Bengaluru is no city for dogs
The Bengaluru municipality is enforcing pet bylaws that included, among its list for pet ownership, a cap on the number of dogs per home
On 5 June, Sanjana Madappa, an animal rights activist who works with Bengaluru-based animal rescue and welfare organization Cupa (Compassion Unlimited Plus Action), updated her Facebook page with a photo of her one-year-old son and one of her dogs, a young male Rottweiler, both lying on their stomachs and gazing at the camera.
The image was captioned with the brutal words: “Which one should I give up?"
Madappa’s post was a reaction to an announcement made just a day before by the city municipal council, the Bruhat Bengaluru Mahanagara Palike (BBMP), to the effect that it would be enforcing pet-licensing by-laws that included, among its list of rules for pet ownership, a cap on the number of dogs per home—only one dog per household in apartments and a maximum of three in individual houses.
Madappa, who lives with more than four dogs, most of them rescued and adopted, was incensed, as were hundreds of pet owners, animal rescue workers and activists across Bengaluru.

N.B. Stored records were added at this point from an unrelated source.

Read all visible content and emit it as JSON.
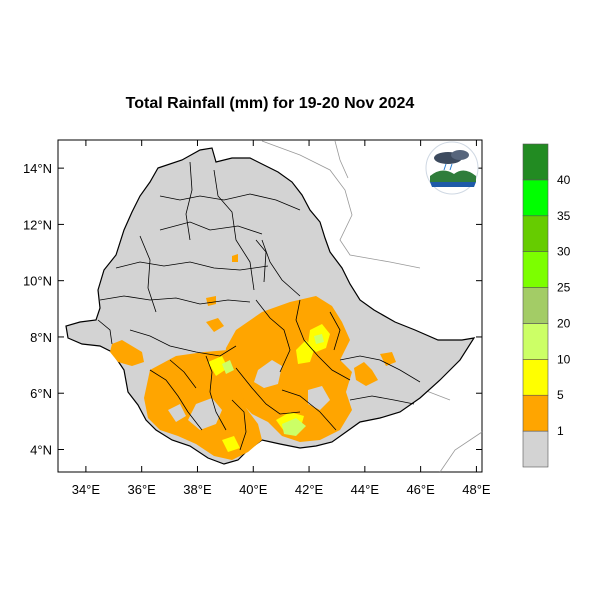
{
  "title": "Total Rainfall (mm) for 19-20 Nov 2024",
  "map": {
    "lon_range": [
      33,
      48.2
    ],
    "lat_range": [
      3.2,
      15
    ],
    "lon_ticks": [
      "34°E",
      "36°E",
      "38°E",
      "40°E",
      "42°E",
      "44°E",
      "46°E",
      "48°E"
    ],
    "lat_ticks": [
      "4°N",
      "6°N",
      "8°N",
      "10°N",
      "12°N",
      "14°N"
    ],
    "country": "Ethiopia"
  },
  "legend": {
    "labels": [
      "1",
      "5",
      "10",
      "20",
      "25",
      "30",
      "35",
      "40"
    ],
    "colors": [
      "#d3d3d3",
      "#ffa500",
      "#ffff00",
      "#ccff66",
      "#a3cc66",
      "#7cff00",
      "#66cc00",
      "#00ff00",
      "#228b22"
    ]
  },
  "colors": {
    "land": "#d3d3d3",
    "rain_1_5": "#ffa500",
    "rain_5_10": "#ffff00",
    "rain_10_20": "#ccff66",
    "boundary": "#000000"
  },
  "logo": {
    "icon": "agency-logo-icon"
  }
}
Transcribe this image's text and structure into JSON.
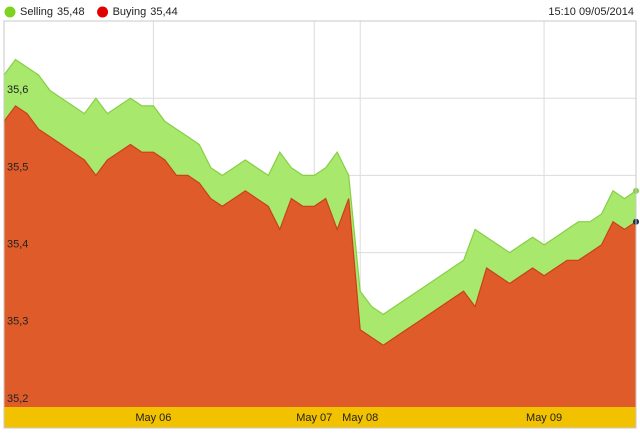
{
  "chart_data": {
    "type": "area",
    "timestamp": "15:10 09/05/2014",
    "categories": [
      null,
      null,
      null,
      null,
      null,
      null,
      null,
      null,
      null,
      null,
      null,
      null,
      null,
      "May 06",
      null,
      null,
      null,
      null,
      null,
      null,
      null,
      null,
      null,
      null,
      null,
      null,
      null,
      "May 07",
      null,
      null,
      null,
      "May 08",
      null,
      null,
      null,
      null,
      null,
      null,
      null,
      null,
      null,
      null,
      null,
      null,
      null,
      null,
      null,
      "May 09",
      null,
      null,
      null,
      null,
      null,
      null,
      null,
      null
    ],
    "series": [
      {
        "name": "Selling",
        "last_label": "35,48",
        "color": "#a8e86c",
        "line_color": "#86cf45",
        "marker_color": "#7ed321",
        "values": [
          35.63,
          35.65,
          35.64,
          35.63,
          35.61,
          35.6,
          35.59,
          35.58,
          35.6,
          35.58,
          35.59,
          35.6,
          35.59,
          35.59,
          35.57,
          35.56,
          35.55,
          35.54,
          35.51,
          35.5,
          35.51,
          35.52,
          35.51,
          35.5,
          35.53,
          35.51,
          35.5,
          35.5,
          35.51,
          35.53,
          35.5,
          35.35,
          35.33,
          35.32,
          35.33,
          35.34,
          35.35,
          35.36,
          35.37,
          35.38,
          35.39,
          35.43,
          35.42,
          35.41,
          35.4,
          35.41,
          35.42,
          35.41,
          35.42,
          35.43,
          35.44,
          35.44,
          35.45,
          35.48,
          35.47,
          35.48
        ]
      },
      {
        "name": "Buying",
        "last_label": "35,44",
        "color": "#df5c2a",
        "line_color": "#c9401b",
        "marker_color": "#e00000",
        "values": [
          35.57,
          35.59,
          35.58,
          35.56,
          35.55,
          35.54,
          35.53,
          35.52,
          35.5,
          35.52,
          35.53,
          35.54,
          35.53,
          35.53,
          35.52,
          35.5,
          35.5,
          35.49,
          35.47,
          35.46,
          35.47,
          35.48,
          35.47,
          35.46,
          35.43,
          35.47,
          35.46,
          35.46,
          35.47,
          35.43,
          35.47,
          35.3,
          35.29,
          35.28,
          35.29,
          35.3,
          35.31,
          35.32,
          35.33,
          35.34,
          35.35,
          35.33,
          35.38,
          35.37,
          35.36,
          35.37,
          35.38,
          35.37,
          35.38,
          35.39,
          35.39,
          35.4,
          35.41,
          35.44,
          35.43,
          35.44
        ]
      }
    ],
    "ylim": [
      35.2,
      35.7
    ],
    "yticks": [
      {
        "value": 35.2,
        "label": "35,2"
      },
      {
        "value": 35.3,
        "label": "35,3"
      },
      {
        "value": 35.4,
        "label": "35,4"
      },
      {
        "value": 35.5,
        "label": "35,5"
      },
      {
        "value": 35.6,
        "label": "35,6"
      }
    ],
    "grid": true
  }
}
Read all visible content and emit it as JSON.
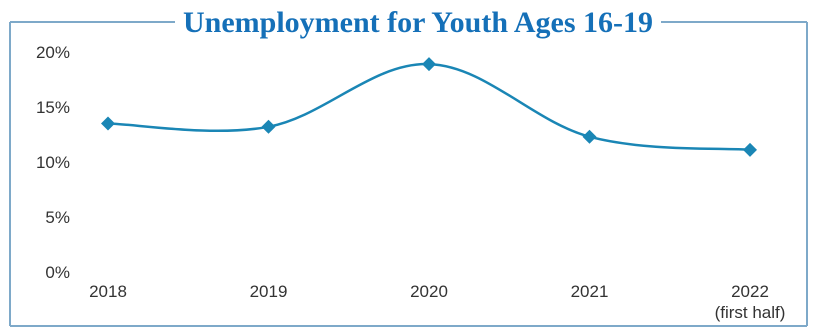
{
  "colors": {
    "border": "#7ea9c9",
    "title": "#1570b8",
    "line": "#1a86b5",
    "marker": "#1a86b5",
    "text": "#333333"
  },
  "chart_data": {
    "type": "line",
    "title": "Unemployment for Youth Ages 16-19",
    "xlabel": "",
    "ylabel": "",
    "categories": [
      "2018",
      "2019",
      "2020",
      "2021",
      "2022"
    ],
    "category_sublabels": [
      "",
      "",
      "",
      "",
      "(first half)"
    ],
    "series": [
      {
        "values": [
          13.5,
          13.2,
          18.9,
          12.3,
          11.1
        ]
      }
    ],
    "ylim": [
      0,
      20
    ],
    "yticks": [
      "0%",
      "5%",
      "10%",
      "15%",
      "20%"
    ],
    "ytick_values": [
      0,
      5,
      10,
      15,
      20
    ],
    "grid": false,
    "marker": "diamond",
    "smooth": true
  }
}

It’s not just the cap on the number of dogs “allowed", they also took issue with the list of 64 breeds approved for ownership by the BBMP—a list that included breeds rarely found in Indian homes, like the Bichon Frise and Brussels Griffon, but strangely left out far more popular breeds such as the Beagle, Golden Retrievers, and—this is where it gets ludicrous—the Indian Pariah or “Indie". The News Minute, an online publication, reported that the list seemed to have been copied in toto from a similar one issued by the Singapore government.
Priya Chetty-Rajagopal, founder of the CJ Memorial Trust for animal welfare (named after her beloved pet dog, CJ), says activists are not against dog-licensing, micro-chipping collars, or other rules of the by-law like picking up after your dog or compulsory leashing in public. “We are all for responsible pet ownership. In fact, we have held dog-licensing camps across the city with the BBMP and helped license over 950 dogs. Which is why it’s surprising that we were not consulted or informed in advance of this ridiculous notification," says Chetty-Rajagopal. Many families with multiple dogs have either adopted abandoned pets or rescued Indies. “And now they are supposed to leave them on the streets again?" she asks.
In a petition on Change.org (which received over 9,000 signatures in three days), Chetty-Rajagopal points out that no effort has been made to curtail the “breeding mafia"—illegal, unlicensed breeders who do brisk business selling pets like merchandise online and offline. “The ministry of environment, forests and climate change has finalized and legalized dog breeding rules, but we have not seen an iota of action by the authorities (in Bengaluru)," says Suparna Ganguly, co-founder and trustee of Cupa.
Although Bengaluru has always been a pet-friendly city, and by some accounts is home to the largest number of pet dogs in the country, not everyone is an animal lover or even aware of the rights of animals or pet owners. Most complaints about pets come from neighbours in apartment complexes who see pets as a nuisance or a threat to safety. Before 2015, several apartment residents’ groups tried to ban pets, until a circular by the Animal Welfare Board of India termed this illegal. “There are residents welfare associations (RWAs) that are amazingly cooperative and pet-friendly, and others that need a lot of confidence and awareness-building," says Ganguly.
While pet owners in Bengaluru have taken to social media in huge numbers since the by-laws were announced, making hashtags like #NotWithoutMyDog trend on Twitter nationally, and carried out peaceful protests in public places, dogs in tow, the fate of the notification will, in fact, be decided today when the BBMP council meets. “If these by-laws are allowed to stay, it sets a dangerous precedent for the rest of the country and for anti-pet groups to put pressure on local government. But we are confident that animal lovers everywhere will get behind #NotWithoutMyDog and stand up to such bullying. This is democracy at work," says Chetty-Rajagopal.